Cardio, si, Weights, no
According to the article, weight lifting is important for women because it can prevent osteoporosis later in life. Additionally, there are psychological benefits such as eating-disorder prevention, improvement of mood, and alleviation of depression symptoms.
But, authors Jessica Salvatore and Jeanne Marecek concluded that women are more comfortable with cardio than lifting weights, even with the knowledge of these health benefits.
Emma Fraser, 18, is particularly aware of the health benefits of weight lifting. Her mother was recently diagnosed with pre-osteoporosis. She was told that lifting weights would help prevent this disease.
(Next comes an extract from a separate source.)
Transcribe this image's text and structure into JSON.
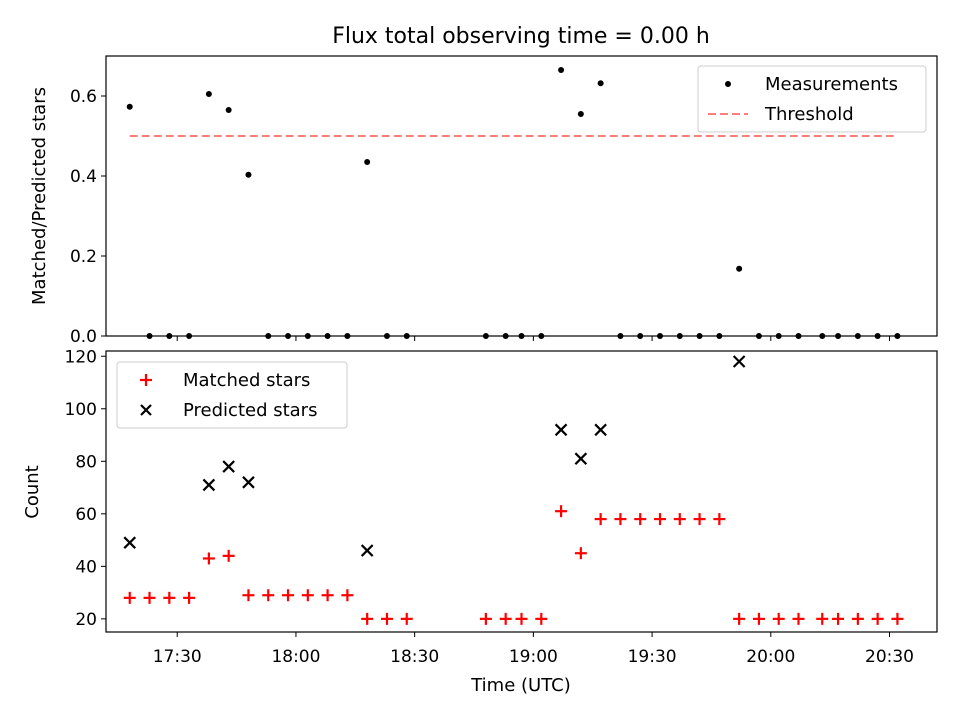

Yet Fraser’s usual gym routine consists of running on the treadmill for a half an hour, going on the elliptical for an hour, and biking for another half an hour.
“I’m really bad at weights. I try it sometimes, but I don’t have the discipline,” she admitted, “I know [lifting weights] helps your bones. I know I should do it, I just don’t like it.”
“I feel like I’m actually accomplishing something with cardio. I like the immediate satisfaction I get with cardio.”
Eesha Sheikh, 19, shares similar feelings. With remnants of heavy red lipstick still on her lips and a hairdo still in place, she comes to the gym for 30 minutes, goes on the elliptical at an easy pace, and then leaves.
When asked about lifting weights she responded, “if a friend is with me we do it together. Cardio is for stress relief.”
When Sheikh does lift, it’s only 3 of 4 pounds on her arms.
Many students at Bryn Mawr refrain from lift weights not because they fear bulking up, which is one of the hypotheses of “Gender in the Gym,” but because lifting weights is more time consuming and tedious. There isn’t a television attached or a digital counter of how many calories burned.
“People feel a more immediate sense of gratification when they do cardio,” said Alexandra Fryer, 18, who does cardio for an hour before 20 minutes of ab exercises. Fryer stopped lifting weights after crew season ended.
Whether for stress relief or for the knowledge of the number of calories burned per hour, the students of Bryn Mawr College would rather wait in line for a bike then spend a few minutes on the selectorized equipment.
So as 5 p.m. rolls around, the ellipticals are swinging, the treadmills are winding, and the new weight-lifting equipment in the Bern Schwartz Gymnasium remains unused.